One of the main hindrances to getting value from our data is that we have to get data into a form that’s ready for analysis. It sounds simple, but it rarely is. Consider the hoops we have to jump through when working with semi-structured data, like JSON, in relational databases such as PostgreSQL and MySQL.

JSON in Relational Databases

In the past, when it came to working with JSON data, we’ve had to choose between tools and platforms that worked well with JSON or tools that provided good support for analytics. JSON is a good match for document databases, such as MongoDB. It’s not such a great match for relational databases (although a number have implemented JSON functions and types, which we will discuss below).

In software engineering terms, this is what’s known as a high impedance mismatch. Relational databases are well suited for consistently structured data with the same attributes appearing over and over again, row after row. JSON, on the other hand, is well suited for capturing data that varies content and structure, and has become an extremely common format for data exchange.

Now, consider what we have to do to load JSON data into a relational database. The first step is understanding the schema of the JSON data. This starts with identifying all attributes in the file and determining their data type. Some data types, like integers and strings, will map neatly from JSON to relational database data types.

Other data types require more thought. Dates, for example, may need to be reformatted or cast into a date or datetime data type.

Complex data types, like arrays and lists, do not map directly to native, relational data structures, so more effort is required to deal with this situation.
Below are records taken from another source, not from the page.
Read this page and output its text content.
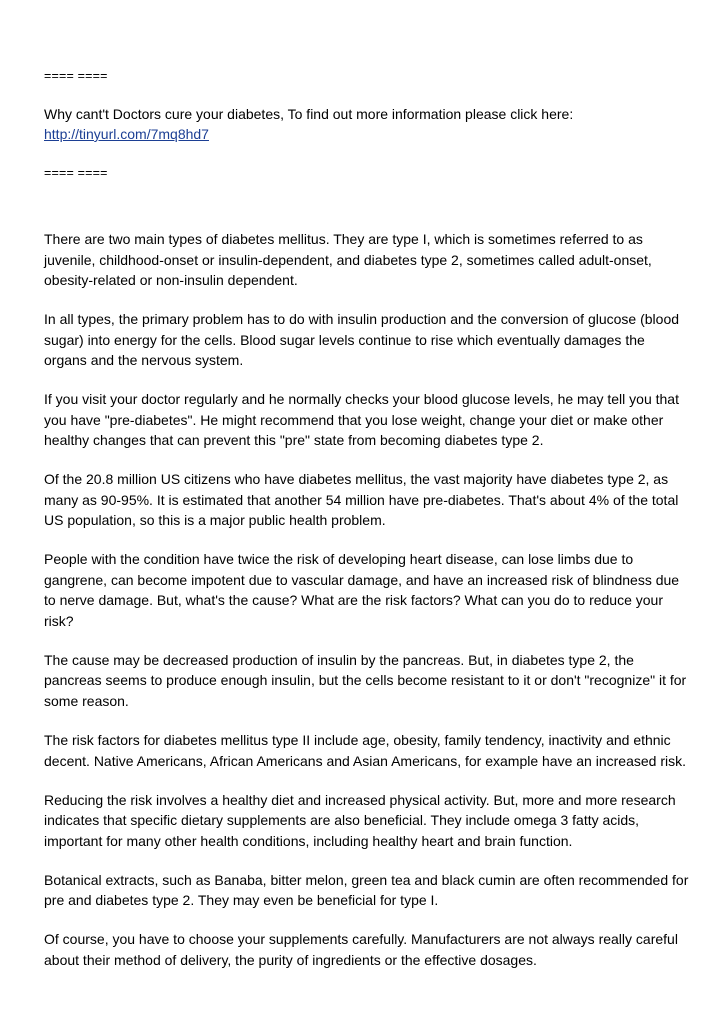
==== ====
Why cant't Doctors cure your diabetes, To find out more information please click here:
http://tinyurl.com/7mq8hd7
==== ====

There are two main types of diabetes mellitus. They are type I, which is sometimes referred to as juvenile, childhood-onset or insulin-dependent, and diabetes type 2, sometimes called adult-onset, obesity-related or non-insulin dependent.

In all types, the primary problem has to do with insulin production and the conversion of glucose (blood sugar) into energy for the cells. Blood sugar levels continue to rise which eventually damages the organs and the nervous system.

If you visit your doctor regularly and he normally checks your blood glucose levels, he may tell you that you have "pre-diabetes". He might recommend that you lose weight, change your diet or make other healthy changes that can prevent this "pre" state from becoming diabetes type 2.

Of the 20.8 million US citizens who have diabetes mellitus, the vast majority have diabetes type 2, as many as 90-95%. It is estimated that another 54 million have pre-diabetes. That's about 4% of the total US population, so this is a major public health problem.

People with the condition have twice the risk of developing heart disease, can lose limbs due to gangrene, can become impotent due to vascular damage, and have an increased risk of blindness due to nerve damage. But, what's the cause? What are the risk factors? What can you do to reduce your risk?

The cause may be decreased production of insulin by the pancreas. But, in diabetes type 2, the pancreas seems to produce enough insulin, but the cells become resistant to it or don't "recognize" it for some reason.

The risk factors for diabetes mellitus type II include age, obesity, family tendency, inactivity and ethnic decent. Native Americans, African Americans and Asian Americans, for example have an increased risk.

Reducing the risk involves a healthy diet and increased physical activity. But, more and more research indicates that specific dietary supplements are also beneficial. They include omega 3 fatty acids, important for many other health conditions, including healthy heart and brain function.

Botanical extracts, such as Banaba, bitter melon, green tea and black cumin are often recommended for pre and diabetes type 2. They may even be beneficial for type I.

Of course, you have to choose your supplements carefully. Manufacturers are not always really careful about their method of delivery, the purity of ingredients or the effective dosages.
Method 1: Mapping JSON to a Table Structure

We could map JSON into a table structure, using the database's built-in JSON functions. For example, assume a table called company_regions maintains tuples including an id, a region, and a country. One could insert a JSON structure using the built-in json_populate_record function in PostgreSQL, as in the example:

INSERT INTO company_regions
   SELECT * 
   FROM json_populate_record(NULL::company_regions,      
             '{"region_id":"10","company_regions":"British Columbia","country":"Canada"}')
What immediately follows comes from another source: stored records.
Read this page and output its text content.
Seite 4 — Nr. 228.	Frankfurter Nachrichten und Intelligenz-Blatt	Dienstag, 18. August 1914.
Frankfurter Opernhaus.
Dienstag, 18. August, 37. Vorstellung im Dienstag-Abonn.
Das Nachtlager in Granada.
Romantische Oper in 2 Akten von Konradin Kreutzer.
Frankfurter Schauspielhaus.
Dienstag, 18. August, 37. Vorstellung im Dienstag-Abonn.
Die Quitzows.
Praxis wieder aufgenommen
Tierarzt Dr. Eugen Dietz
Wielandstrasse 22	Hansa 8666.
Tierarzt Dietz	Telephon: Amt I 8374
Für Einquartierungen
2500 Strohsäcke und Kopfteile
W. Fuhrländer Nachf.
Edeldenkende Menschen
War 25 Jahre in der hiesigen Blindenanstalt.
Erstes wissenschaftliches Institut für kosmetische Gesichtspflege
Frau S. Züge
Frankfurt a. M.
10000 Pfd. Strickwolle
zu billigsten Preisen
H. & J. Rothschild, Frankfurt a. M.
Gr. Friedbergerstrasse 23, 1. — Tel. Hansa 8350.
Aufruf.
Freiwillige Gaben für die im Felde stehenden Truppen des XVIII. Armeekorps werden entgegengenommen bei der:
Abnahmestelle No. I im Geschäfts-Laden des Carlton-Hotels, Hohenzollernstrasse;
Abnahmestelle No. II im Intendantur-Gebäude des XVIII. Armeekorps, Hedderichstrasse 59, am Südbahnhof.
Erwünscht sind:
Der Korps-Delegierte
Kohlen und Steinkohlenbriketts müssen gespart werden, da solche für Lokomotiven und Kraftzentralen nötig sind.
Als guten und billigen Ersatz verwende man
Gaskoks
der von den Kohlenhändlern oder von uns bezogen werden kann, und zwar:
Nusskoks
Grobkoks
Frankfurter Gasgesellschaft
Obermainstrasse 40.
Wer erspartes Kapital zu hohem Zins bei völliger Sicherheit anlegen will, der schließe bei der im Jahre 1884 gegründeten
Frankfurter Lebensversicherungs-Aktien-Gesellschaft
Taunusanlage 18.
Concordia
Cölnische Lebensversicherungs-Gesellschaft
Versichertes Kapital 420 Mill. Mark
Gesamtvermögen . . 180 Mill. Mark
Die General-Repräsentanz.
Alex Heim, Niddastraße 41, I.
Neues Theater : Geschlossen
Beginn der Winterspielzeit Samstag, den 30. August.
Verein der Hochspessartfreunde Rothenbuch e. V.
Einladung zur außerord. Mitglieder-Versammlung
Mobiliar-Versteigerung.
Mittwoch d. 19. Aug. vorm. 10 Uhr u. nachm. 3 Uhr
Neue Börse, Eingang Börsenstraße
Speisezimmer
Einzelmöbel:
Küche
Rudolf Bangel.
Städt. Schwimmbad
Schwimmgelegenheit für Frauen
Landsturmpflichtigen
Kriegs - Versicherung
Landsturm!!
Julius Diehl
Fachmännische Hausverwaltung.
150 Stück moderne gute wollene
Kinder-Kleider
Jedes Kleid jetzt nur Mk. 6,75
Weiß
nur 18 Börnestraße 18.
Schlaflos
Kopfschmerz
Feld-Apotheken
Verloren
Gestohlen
The advantage of this approach is that we get the full benefits of relational databases, like the ability to query with SQL, with equivalent performance to querying structured data. The primary disadvantage is that we have to invest additional time to create extraction, transformation, and load (ETL) scripts to load this data—that’s time that we could be analyzing data, instead of transforming it. Also, complex data, like arrays and nesting, and unexpected data, such as a a mix of string and integer types for a particular attribute, will cause problems for the ETL pipeline and database.
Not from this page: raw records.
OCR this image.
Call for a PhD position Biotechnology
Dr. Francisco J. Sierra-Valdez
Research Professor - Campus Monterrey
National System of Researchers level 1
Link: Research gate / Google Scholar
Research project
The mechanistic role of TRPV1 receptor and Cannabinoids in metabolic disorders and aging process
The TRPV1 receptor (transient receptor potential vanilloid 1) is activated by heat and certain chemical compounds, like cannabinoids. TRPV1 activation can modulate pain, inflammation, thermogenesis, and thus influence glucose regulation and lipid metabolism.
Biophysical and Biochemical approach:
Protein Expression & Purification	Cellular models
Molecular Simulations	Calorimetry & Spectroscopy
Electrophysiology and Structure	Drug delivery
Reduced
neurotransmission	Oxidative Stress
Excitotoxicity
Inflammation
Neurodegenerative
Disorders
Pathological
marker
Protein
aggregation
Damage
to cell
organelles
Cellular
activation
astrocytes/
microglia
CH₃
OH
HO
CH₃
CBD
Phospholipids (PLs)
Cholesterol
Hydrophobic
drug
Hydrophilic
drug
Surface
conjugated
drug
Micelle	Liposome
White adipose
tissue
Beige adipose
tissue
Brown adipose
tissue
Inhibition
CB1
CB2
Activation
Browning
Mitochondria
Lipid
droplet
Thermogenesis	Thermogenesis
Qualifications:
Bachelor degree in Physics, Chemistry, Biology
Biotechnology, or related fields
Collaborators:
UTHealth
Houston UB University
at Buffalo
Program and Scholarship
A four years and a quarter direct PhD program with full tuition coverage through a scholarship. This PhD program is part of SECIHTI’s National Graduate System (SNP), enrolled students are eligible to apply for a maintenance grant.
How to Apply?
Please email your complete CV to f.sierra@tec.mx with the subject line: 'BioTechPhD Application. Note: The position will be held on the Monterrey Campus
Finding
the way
Method 2: Storing JSON in a Table Column

Another option is to store the JSON in a table column. This feature is available in some relational database systems—PostgreSQL and MySQL support columns of JSON type.

In PostgreSQL for example, if a table called company_divisions has a column called division_info and stored JSON in the form of {"division_id": 10, "division_name":"Financial Management", "division_lead":"CFO"}, one could query the table using the ->> operator. For example:

SELECT 
    division_info->>'division_id' AS id,
    division_info->>'division_name' AS name,
    division_info->>'division_lead' AS lead
FROM 
    company_divisions

If needed, we can also create indexes on data in JSON columns to speed up queries within PostgreSQL.

This approach has the advantage of requiring less ETL code to transform and load the data, but we lose some of the advantages of a relational model. We can still use SQL, but querying and analyzing the data in the JSON column will be less performant, due to lack of statistics and less efficient indexing, than if we had transformed it into a table structure with native types.

A Better Alternative: Standard SQL on Fully Indexed JSON

There is a more natural way to achieve SQL analytics on JSON. Instead of trying to map data that naturally fits JSON into relational tables, we can use SQL to query JSON data directly.

Rockset indexes JSON data as is and provides end users with a SQL interface for querying data to power apps and dashboards.

It continuously indexes new data as it arrives in data sources, so there are no extended periods of time where the data queried is out of sync with data sources. Another benefit is that since Rockset doesn’t need a fixed schema, users can continue to ingest and index from data sources even if their schemas change.

The efficiencies gained are evident: we get to leave behind cumbersome ETL code, minimize our data pipeline, and leverage automatically generated indexes over all our data for better query performance.